Emily St. James of The A.V. Club called it Fleetwood Mac's "weirdest hit" as well as one of their best, describing it as "a work of strange savagery, overlaid with jungle sounds and a thudding, endlessly repetitive drum riff that drives everything that happens in the song." She added: "It's a song at odds with itself, the various voices all tugging at the tune in different directions until everything unites when the vocalists scream the song’s title, an enigmatic moment that means… what, exactly?" Rolling Stone writer Ryan Reed agreed it was "an odd choice for a lead single", describing it as "a nervous, jittery Buckingham sing-along with a mysterious title, an out-of-nowhere drum freakout, and only a handful of lyrics, with the bone-dry tom-toms mixed louder than the whispered vocals. Then there are the interjections of the University of Southern California Trojan Marching Band". Writing for Record Collector, Kris Needs labeled "Tusk" as Buckingham's "most controversial creation" that was "seemingly accompanied by a raised middle finger."

==Live performances==
For the Tusk Tour, the band used an Oberheim Four Voice synthesizer played by keyboard tech Jeffery Sova to cover the horn parts. An OB-X with a cassette interface was kept backstage if the Four Voice broke down. Christine McVie, who expected to play a percussion part for live renditions of "Tusk", instead opted to play the accordion. "I never planned on learning the accordion...It was just laying around the stage one day. I wasn't sure what I was going to play on 'Tusk'. I thought I might wind up playing some kind of percussion, but I just picked it up and started doing the riff."

Fleetwood's original idea was to recreate the song on tour every night with a local marching band, with one such occurrence happening at the L.A. Forum, where the Trojan Marching Band joined Fleetwood Mac onstage. "It was complete lunacy, with baton twirlers making their way through the audience and these gorgeous horses galloping in full stride". The song was also performed with the Trojan Band during the recording of Fleetwood Mac's 1997 live album, The Dance. The band played the song on additional concert tours, including their 2014–2015 On With the Show Tour.

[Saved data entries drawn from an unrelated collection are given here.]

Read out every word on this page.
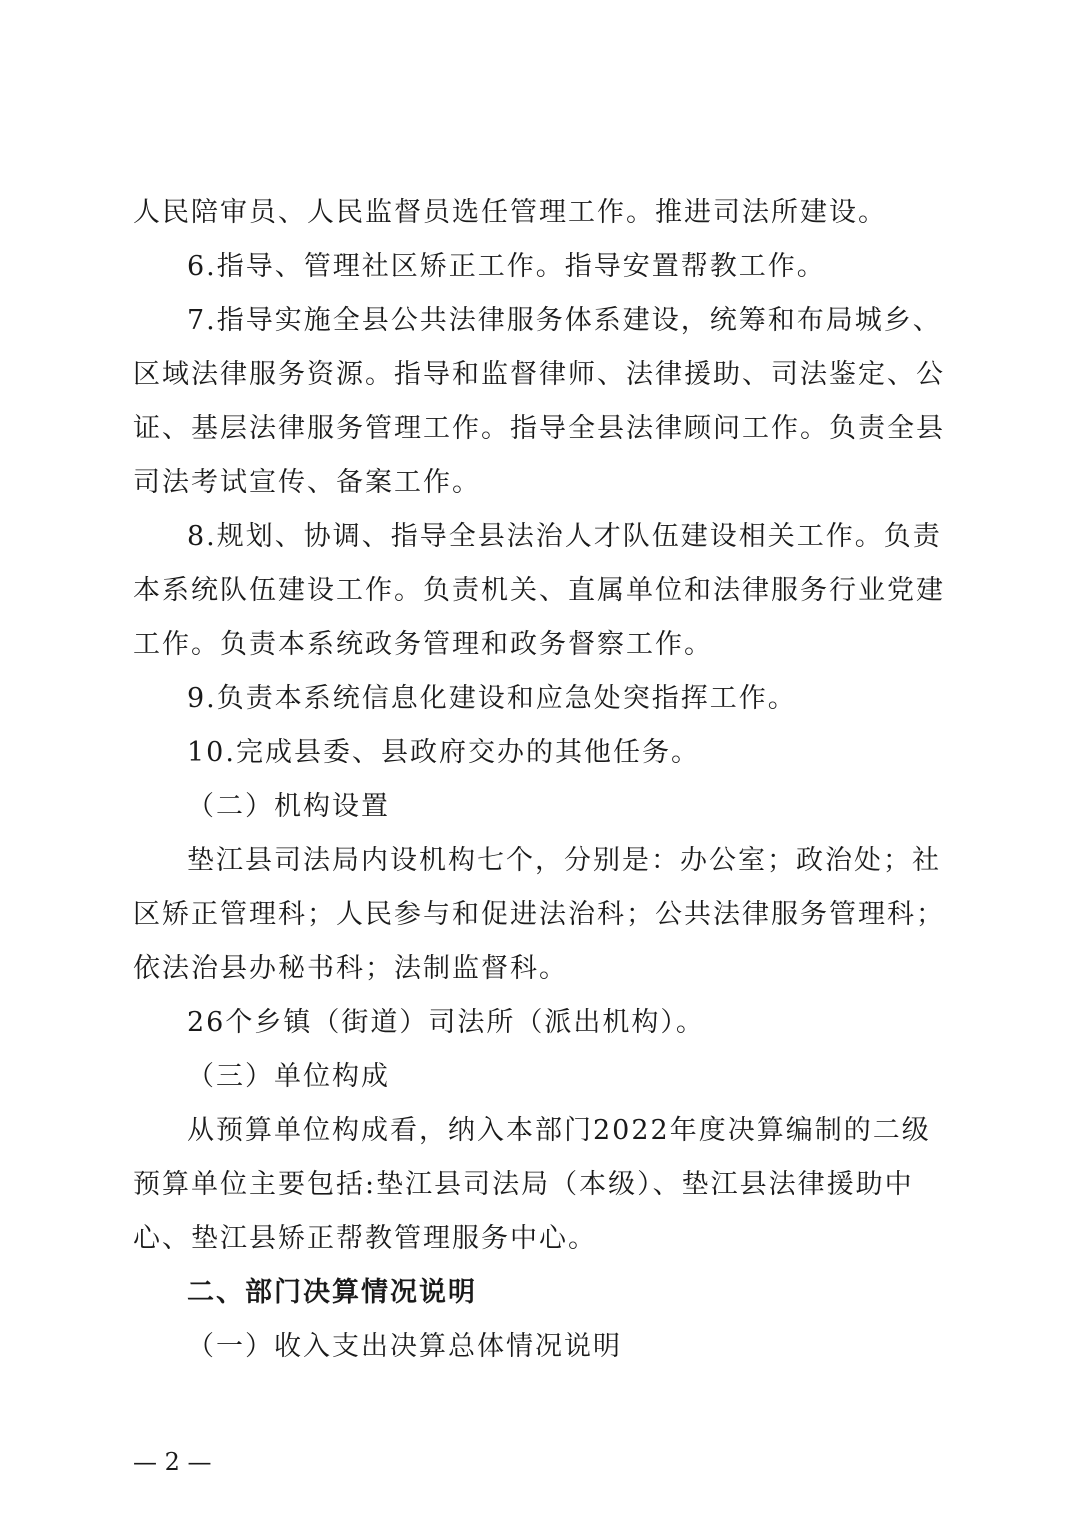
人民陪审员、人民监督员选任管理工作。推进司法所建设。
6.指导、管理社区矫正工作。指导安置帮教工作。
7.指导实施全县公共法律服务体系建设，统筹和布局城乡、
区域法律服务资源。指导和监督律师、法律援助、司法鉴定、公
证、基层法律服务管理工作。指导全县法律顾问工作。负责全县
司法考试宣传、备案工作。
8.规划、协调、指导全县法治人才队伍建设相关工作。负责
本系统队伍建设工作。负责机关、直属单位和法律服务行业党建
工作。负责本系统政务管理和政务督察工作。
9.负责本系统信息化建设和应急处突指挥工作。
10.完成县委、县政府交办的其他任务。
（二）机构设置
垫江县司法局内设机构七个，分别是：办公室；政治处；社
区矫正管理科；人民参与和促进法治科；公共法律服务管理科；
依法治县办秘书科；法制监督科。
26个乡镇（街道）司法所（派出机构）。
（三）单位构成
从预算单位构成看，纳入本部门2022年度决算编制的二级
预算单位主要包括:垫江县司法局（本级）、垫江县法律援助中
心、垫江县矫正帮教管理服务中心。
二、部门决算情况说明
（一）收入支出决算总体情况说明
— 2 —
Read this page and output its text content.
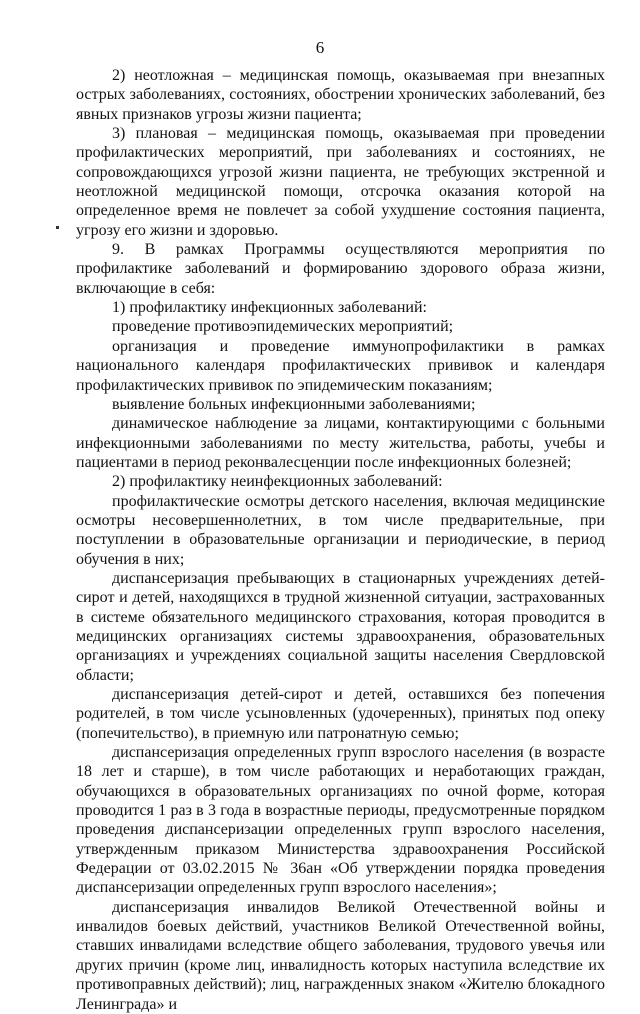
6

2) неотложная – медицинская помощь, оказываемая при внезапных острых заболеваниях, состояниях, обострении хронических заболеваний, без явных признаков угрозы жизни пациента;

3) плановая – медицинская помощь, оказываемая при проведении профилактических мероприятий, при заболеваниях и состояниях, не сопровождающихся угрозой жизни пациента, не требующих экстренной и неотложной медицинской помощи, отсрочка оказания которой на определенное время не повлечет за собой ухудшение состояния пациента, угрозу его жизни и здоровью.

9. В рамках Программы осуществляются мероприятия по профилактике заболеваний и формированию здорового образа жизни, включающие в себя:

1) профилактику инфекционных заболеваний:

проведение противоэпидемических мероприятий;

организация и проведение иммунопрофилактики в рамках национального календаря профилактических прививок и календаря профилактических прививок по эпидемическим показаниям;

выявление больных инфекционными заболеваниями;

динамическое наблюдение за лицами, контактирующими с больными инфекционными заболеваниями по месту жительства, работы, учебы и пациентами в период реконвалесценции после инфекционных болезней;

2) профилактику неинфекционных заболеваний:

профилактические осмотры детского населения, включая медицинские осмотры несовершеннолетних, в том числе предварительные, при поступлении в образовательные организации и периодические, в период обучения в них;

диспансеризация пребывающих в стационарных учреждениях детей-сирот и детей, находящихся в трудной жизненной ситуации, застрахованных в системе обязательного медицинского страхования, которая проводится в медицинских организациях системы здравоохранения, образовательных организациях и учреждениях социальной защиты населения Свердловской области;

диспансеризация детей-сирот и детей, оставшихся без попечения родителей, в том числе усыновленных (удочеренных), принятых под опеку (попечительство), в приемную или патронатную семью;

диспансеризация определенных групп взрослого населения (в возрасте 18 лет и старше), в том числе работающих и неработающих граждан, обучающихся в образовательных организациях по очной форме, которая проводится 1 раз в 3 года в возрастные периоды, предусмотренные порядком проведения диспансеризации определенных групп взрослого населения, утвержденным приказом Министерства здравоохранения Российской Федерации от 03.02.2015 № 36ан «Об утверждении порядка проведения диспансеризации определенных групп взрослого населения»;

диспансеризация инвалидов Великой Отечественной войны и инвалидов боевых действий, участников Великой Отечественной войны, ставших инвалидами вследствие общего заболевания, трудового увечья или других причин (кроме лиц, инвалидность которых наступила вследствие их противоправных действий); лиц, награжденных знаком «Жителю блокадного Ленинграда» и
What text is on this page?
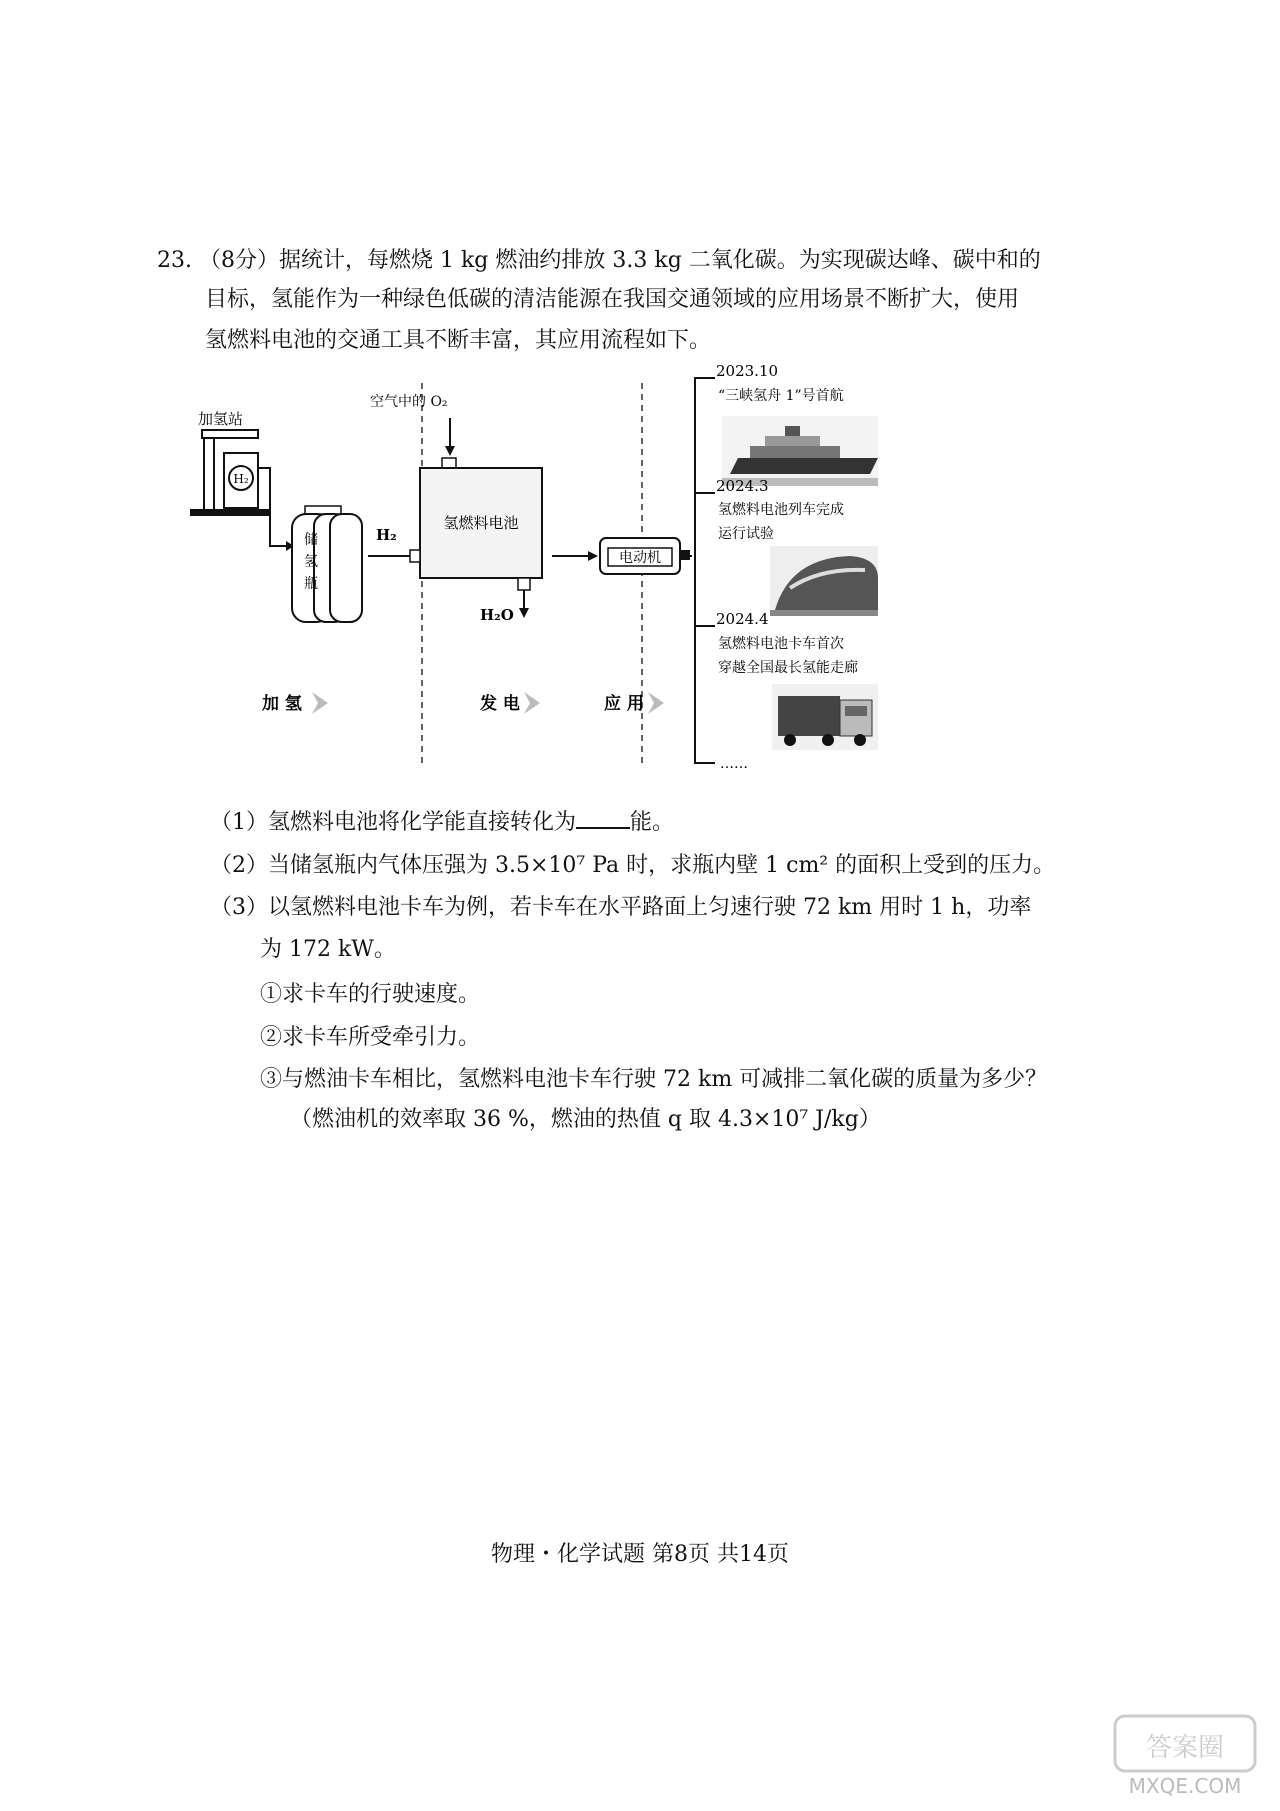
23. （8分）据统计，每燃烧 1 kg 燃油约排放 3.3 kg 二氧化碳。为实现碳达峰、碳中和的
目标，氢能作为一种绿色低碳的清洁能源在我国交通领域的应用场景不断扩大，使用
氢燃料电池的交通工具不断丰富，其应用流程如下。
加氢站
H₂
储
氢
瓶
H₂
空气中的 O₂
氢燃料电池
H₂O
电动机
2023.10
“三峡氢舟 1”号首航
2024.3
氢燃料电池列车完成
运行试验
2024.4
氢燃料电池卡车首次
穿越全国最长氢能走廊
……
加 氢	发 电	应 用
（1）氢燃料电池将化学能直接转化为 能。
（2）当储氢瓶内气体压强为 3.5×10⁷ Pa 时，求瓶内壁 1 cm² 的面积上受到的压力。
（3）以氢燃料电池卡车为例，若卡车在水平路面上匀速行驶 72 km 用时 1 h，功率
为 172 kW。
①求卡车的行驶速度。
②求卡车所受牵引力。
③与燃油卡车相比，氢燃料电池卡车行驶 72 km 可减排二氧化碳的质量为多少？
（燃油机的效率取 36 %，燃油的热值 q 取 4.3×10⁷ J/kg）
物理・化学试题 第8页 共14页
答案圈
MXQE.COM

Since its release, members of Fleetwood Mac have accompanied the USC marching band for live renditions of "Tusk". Buckingham performed the song with the ensemble in April 2015 in the Bovard Auditorium. In November 2025, Fleetwood played "Tusk" with the USC marching band for their halftime show.

==Personnel==
- Lindsey Buckingham – guitars, percussion, vocals
- Christine McVie – keyboards, backing vocals
- Stevie Nicks – backing vocals
- John McVie – bass guitar
- Mick Fleetwood – drums, percussion

Additional personnel

- USC Trojan Marching Band – percussion, horns, woodwinds

==Charts==

===Weekly charts===

Weekly chart performance for "Tusk"
| Chart (1979–1980) | Peak position |
|---|---|
| Australia (Kent Music Report) | 3 |
| Austria (Ö3 Austria Top 40) | 6 |
| Belgium (Ultratop 50 Flanders) | 26 |
| Canada Top Singles (RPM) | 5 |
| Ireland (IRMA) | 15 |
| Netherlands (Dutch Top 40) | 9 |
| Netherlands (Single Top 100) | 10 |
| New Zealand (Recorded Music NZ) | 4 |
| UK Singles (Official Charts) | 6 |
| US Billboard Hot 100 | 8 |
| US Cash Box Top 100 | 8 |
| US Top-40 (Radio & Records) | 5 |
| US Record World Singles | 8 |
| West Germany (GfK) | 7 |

=== Year-end charts ===

| Chart (1979) | Position |
|---|---|
| Australia (Kent Music Report) | 35 |
| Canada Top Singles (RPM) | 54 |
| Netherlands (Dutch Top 40) | 62 |
| Netherlands (Single Top 100) | 97 |
| UK Singles (OCC) | 75 |
| US Cash Box Top 100 | 64 |
| US Top-40 (Radio & Records) | 50 |

| Chart (1980) | Position |
|---|---|
| Australia (Kent Music Report) | 97 |
| US Billboard Hot 100 | 94 |
| West Germany (Official German Charts) | 47 |

==Certifications==

| Region | Certification | Certified units/sales |
| Australia (ARIA) | Gold | 50,000^{^} |
| United Kingdom (BPI) | Silver | 250,000^{^} |
^{^} Shipments figures based on certification alone.